Hence SA in 2011 is a place “not of ill health, but of health.   That’s what walk together looks like.”

Business Day today is the first to publish an interesting and enlightening article by Fiona Forde, a freelance writer, Walking together to a new SA is meant to look like this in which mention is made of Adam Kahane, who facilitated the Mont Fleur scenarios 20 years ago.

The entire article is a must read but Business Day has kindly consented to me providing some extracts and a link to the article.

“In the face of our unbelievably complex challenges, there are two options available to us: a practical option and a miraculous option,” the story went.

“The practical option would be for us to get down on our knees and pray that some miraculous person will intervene and do it for us.   The miraculous option would be for us to argue and talk and work together and figure it out ourselves.”

It was only after much debate that the second interpretation prevailed and the team recognised they were storing up trouble if they did not address the problems.   And from there, the three scenarios eventually emerged which they put words on during their final workshop in February 2009: “Walk together”, “walk apart” or “walk behind”.

  • “Walk apart” imagined an unhealthy world by 2020 where everyone was looking out for themselves or their people in the face of such problems, be it their family, their organisation or their faction, depending on how they defined people.
  • “Walk behind” depicted an interventionist state that would try to manage challenges on behalf of all who lived in the country.
  • “Walk together” captured a country where the various actors — the government included — worked in concert towards a better future.

Those words echoed loud when he facilitated the Dinokeng Scenarios a couple of years ago, which got SA talking about where the country was headed and what the future held.   The scenario planning started out in 2008 and Canadian-born Kahane was brought in to facilitate it.   He was joined by a group of conveners and a team 30 or so people, drawn from different walks of life.   Between them they crafted what has become known as the Dinokeng Scenarios .

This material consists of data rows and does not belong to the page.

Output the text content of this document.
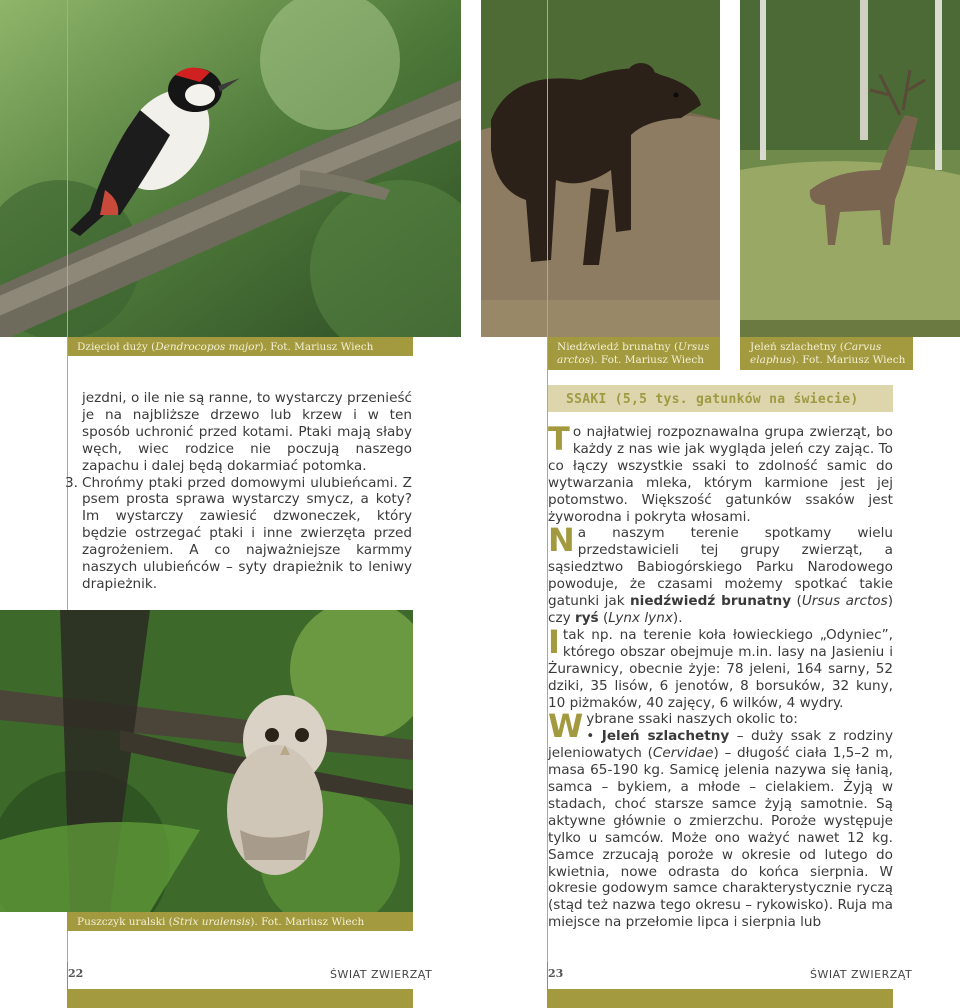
Dzięcioł duży (Dendrocopos major). Fot. Mariusz Wiech	Niedźwiedź brunatny (Ursus
arctos). Fot. Mariusz Wiech
Jeleń szlachetny (Carvus
elaphus). Fot. Mariusz Wiech

jezdni, o ile nie są ranne, to wystarczy przenieść je na najbliższe drzewo lub krzew i w ten sposób uchronić przed kotami. Ptaki mają słaby węch, wiec rodzice nie poczują naszego zapachu i dalej będą dokarmiać potomka.

3. Chrońmy ptaki przed domowymi ulubieńcami. Z psem prosta sprawa wystarczy smycz, a koty? Im wystarczy zawiesić dzwoneczek, który będzie ostrzegać ptaki i inne zwierzęta przed zagrożeniem. A co najważniejsze karmmy naszych ulubieńców – syty drapieżnik to leniwy drapieżnik.
Puszczyk uralski (Strix uralensis). Fot. Mariusz Wiech
SSAKI (5,5 tys. gatunków na świecie)

To najłatwiej rozpoznawalna grupa zwierząt, bo każdy z nas wie jak wygląda jeleń czy zając. To co łączy wszystkie ssaki to zdolność samic do wytwarzania mleka, którym karmione jest jej potomstwo. Większość gatunków ssaków jest żyworodna i pokryta włosami.

Na naszym terenie spotkamy wielu przedstawicieli tej grupy zwierząt, a sąsiedztwo Babiogórskiego Parku Narodowego powoduje, że czasami możemy spotkać takie gatunki jak niedźwiedź brunatny (Ursus arctos) czy ryś (Lynx lynx).

Itak np. na terenie koła łowieckiego „Odyniec”, którego obszar obejmuje m.in. lasy na Jasieniu i Żurawnicy, obecnie żyje: 78 jeleni, 164 sarny, 52 dziki, 35 lisów, 6 jenotów, 8 borsuków, 32 kuny, 10 piżmaków, 40 zajęcy, 6 wilków, 4 wydry.

Wybrane ssaki naszych okolic to:
• Jeleń szlachetny – duży ssak z rodziny jeleniowatych (Cervidae) – długość ciała 1,5–2 m, masa 65-190 kg. Samicę jelenia nazywa się łanią, samca – bykiem, a młode – cielakiem. Żyją w stadach, choć starsze samce żyją samotnie. Są aktywne głównie o zmierzchu. Poroże występuje tylko u samców. Może ono ważyć nawet 12 kg. Samce zrzucają poroże w okresie od lutego do kwietnia, nowe odrasta do końca sierpnia. W okresie godowym samce charakterystycznie ryczą (stąd też nazwa tego okresu – rykowisko). Ruja ma miejsce na przełomie lipca i sierpnia lub

22	ŚWIAT ZWIERZĄT	23	ŚWIAT ZWIERZĄT
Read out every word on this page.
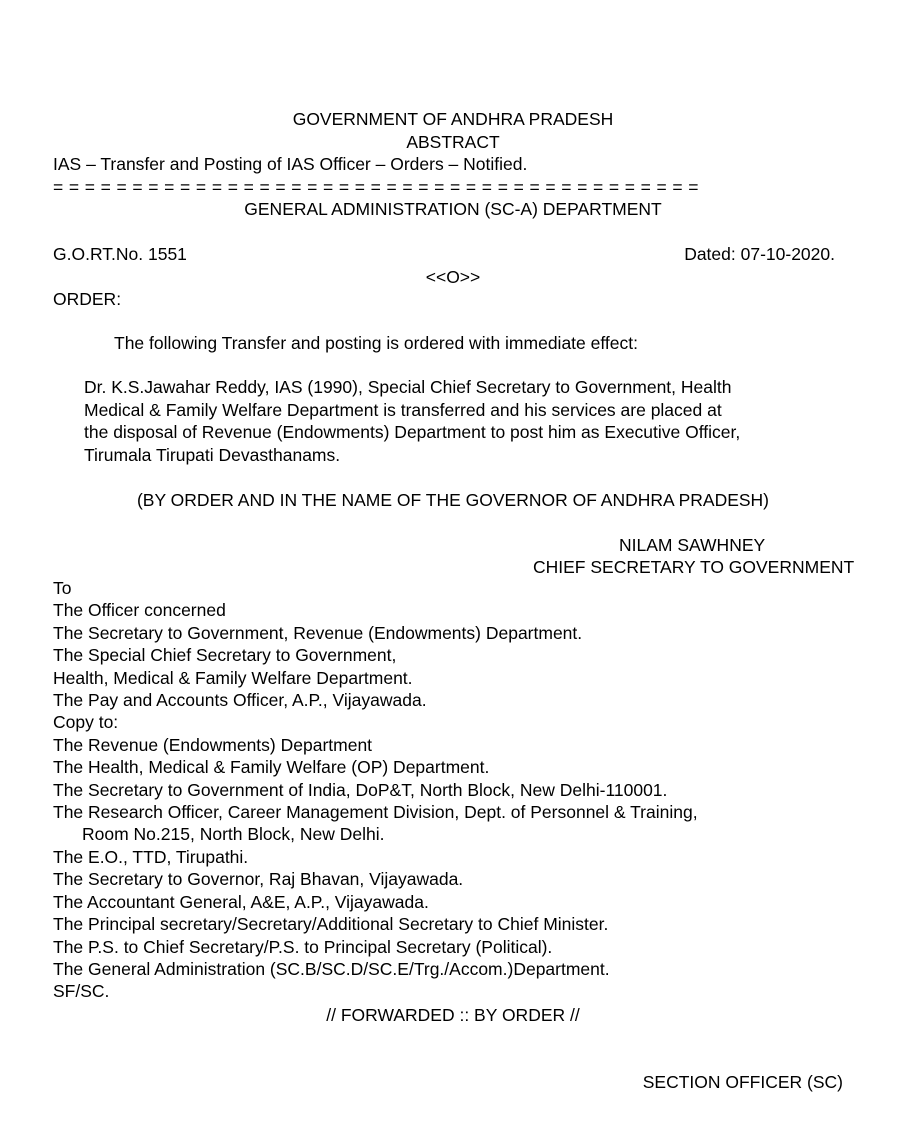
GOVERNMENT OF ANDHRA PRADESH
ABSTRACT
IAS – Transfer and Posting of IAS Officer – Orders – Notified.
= = = = = = = = = = = = = = = = = = = = = = = = = = = = = = = = = = = = = = = = =
GENERAL ADMINISTRATION (SC-A) DEPARTMENT
G.O.RT.No. 1551	Dated: 07-10-2020.
<<O>>
ORDER:
The following Transfer and posting is ordered with immediate effect:
Dr. K.S.Jawahar Reddy, IAS (1990), Special Chief Secretary to Government, Health
Medical & Family Welfare Department is transferred and his services are placed at
the disposal of Revenue (Endowments) Department to post him as Executive Officer,
Tirumala Tirupati Devasthanams.
(BY ORDER AND IN THE NAME OF THE GOVERNOR OF ANDHRA PRADESH)
NILAM SAWHNEY
CHIEF SECRETARY TO GOVERNMENT
To
The Officer concerned
The Secretary to Government, Revenue (Endowments) Department.
The Special Chief Secretary to Government,
Health, Medical & Family Welfare Department.
The Pay and Accounts Officer, A.P., Vijayawada.
Copy to:
The Revenue (Endowments) Department
The Health, Medical & Family Welfare (OP) Department.
The Secretary to Government of India, DoP&T, North Block, New Delhi-110001.
The Research Officer, Career Management Division, Dept. of Personnel & Training,
Room No.215, North Block, New Delhi.
The E.O., TTD, Tirupathi.
The Secretary to Governor, Raj Bhavan, Vijayawada.
The Accountant General, A&E, A.P., Vijayawada.
The Principal secretary/Secretary/Additional Secretary to Chief Minister.
The P.S. to Chief Secretary/P.S. to Principal Secretary (Political).
The General Administration (SC.B/SC.D/SC.E/Trg./Accom.)Department.
SF/SC.
// FORWARDED :: BY ORDER //
SECTION OFFICER (SC)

I want to ask him why we don’t hear more about the scenarios today, but then I’m reminded of the practical versus the miraculous option.   Two years ago, we were all talking coherently about the scenarios.   They provided something of a compass, a practical guide.   But today we are living through the scenarios in what often feels like an incoherent way.

Perhaps Kahane is right.   Perhaps we are walking together.   And as he would say, that’s miraculous.

But maybe the practical gave way to the miraculous too soon.   Maybe a little more of the practical — more guidance on how to frame these pressing conversations — would make us miraculously more able to inhabit this miraculous state.